The Housing Grants, Construction and Regeneration Act has been around for more than ten years. The Government is now proposing to make some changes to it. Although wholesale changes were mooted, the draft Construction Bill issued last month makes only a moderate number of changes to the adjudication and payment provisions. However, the changes that are being proposed are significant.
The key changes proposed in the draft Bill include:
Removal of the current limitation for construction contracts to be in writing
The Act would apply to all construction contracts, not just those in writing or evidenced in writing. This would include those construction contracts which are wholly in writing, partly in writing or wholly oral. However, if the (largely) procedural requirements of adjudication set out in Section 108 (2)-(4) are not in writing, then the Scheme for Construction Contracts will apply.
This proposed amendment is intended to put an end to the issue of whether or not a party has an entitlement to adjudicate (because of a lack of clarity or certainty over the terms). However, it may result in the parties disputing whether the entitlement is contractual (with all the prescribed information being in writing or evidenced in writing) or under the Scheme.
Allocation of costs of an adjudication
Any agreement between the parties concerning the allocation of the costs relating to adjudication would be ineffective unless such an agreement is made after the appointment of the adjudicator and is in writing. This covers both the party's own costs and those of the adjudicator.
If the parties make a valid agreement as to the allocation of their own costs after the appointment of the adjudicator, then the adjudicator would have the power to decide whether those costs were unreasonable. If so, the allocation agreement will be ineffective with the result that the costs would remain the responsibility of the party which incurred them. A party does have the right to challenge the adjudicator's decision in the courts. This may lead to another new avenue for challenge in the future.
Prohibition against parties agreeing that decisions of a third party are to be conclusive of the amount of any periodic payment
Any provision in a construction contract that a third party interim payment decision is binding and may not be challenged, would be ineffective. The effect of this would be to give the adjudicator power to consider such payments when reaching his decision. Such a term would however be effective when it is agreed to by the parties after the interim decision has been made and communicated to the parties. In short, the change will not affect settlements agreed on the basis of the third party's decision.

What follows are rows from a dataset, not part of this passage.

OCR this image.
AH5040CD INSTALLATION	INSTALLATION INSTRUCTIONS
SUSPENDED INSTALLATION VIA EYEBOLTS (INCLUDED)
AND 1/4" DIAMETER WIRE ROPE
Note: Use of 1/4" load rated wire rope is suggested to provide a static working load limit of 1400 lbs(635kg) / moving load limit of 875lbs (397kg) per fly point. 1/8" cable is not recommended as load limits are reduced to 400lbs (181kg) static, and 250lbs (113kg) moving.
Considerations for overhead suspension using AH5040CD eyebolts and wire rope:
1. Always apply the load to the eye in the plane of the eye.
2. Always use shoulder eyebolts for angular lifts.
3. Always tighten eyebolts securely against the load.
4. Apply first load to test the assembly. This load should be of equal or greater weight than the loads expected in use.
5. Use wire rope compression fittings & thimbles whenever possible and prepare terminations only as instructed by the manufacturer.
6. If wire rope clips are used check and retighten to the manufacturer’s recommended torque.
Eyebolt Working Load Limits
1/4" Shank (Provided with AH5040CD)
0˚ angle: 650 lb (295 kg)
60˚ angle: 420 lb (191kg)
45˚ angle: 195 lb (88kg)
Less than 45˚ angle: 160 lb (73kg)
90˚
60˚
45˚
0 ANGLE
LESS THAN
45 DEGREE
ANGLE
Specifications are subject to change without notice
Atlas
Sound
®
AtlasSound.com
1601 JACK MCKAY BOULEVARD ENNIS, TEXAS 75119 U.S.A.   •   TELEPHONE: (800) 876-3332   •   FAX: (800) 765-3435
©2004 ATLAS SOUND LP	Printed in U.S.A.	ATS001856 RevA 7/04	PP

Payment by reference to other contracts
The new provision provides that it is not an "adequate mechanism" for determining what and when payments become due if the determination is dependent upon work carried out in another contract. This will be an important amendment affecting the payment mechanism set out in many sub-contracts and PFI contracts.
The existing provisions for payer notices (commonly referred to as Section 110 notices and widely ignored under the current legislation because there is no sanction for failure to provide one) would be amended. The contract will have to provide either for the giving of a payment notice by the payer or by the payee. The notice must set out the sum due and how it has been calculated. A notice must be served even if there is nothing due to be paid. If the contract provides for the payer to give the payment notice and the payer fails to do so then the Bill provides for the payee to serve the payment notice in default.
The existing Section 111 (relating to the service of a notice of intention to withhold payment) will be repealed. A new Section 111 which requires the payer to pay the "notified sum" set out in a valid payment notice will replace it. There will still be provision contained in the new Section 111 for the payer to serve a counter- notice if it wishes to withhold any part of the notified sum. The requirement to pay the notified sum is intended to facilitate cash-flow by determining what is provisionally payable. The sums ultimately payable as detailed in the contract would be unaffected.
The Bill confirms the principle contained in the House of Lords case of Melville Dundas v George Wimpey . The requirement to pay the notified sum does not apply where the contract allows the payer to withhold money upon the payee's insolvency, if the insolvency occurs after the expiry of the period for giving notice of the payer's intention to pay less than the notified sum. The provisions seek to ensure that the principle established in that decision is confined to insolvency situations.
If this proposed legislation is introduced in its current form then parties to construction contracts will need to review and amend provisions in their contracts relating to payment and the right to adjudicate. If the provisions do not comply with the Act then the Scheme for Construction Contracts will apply.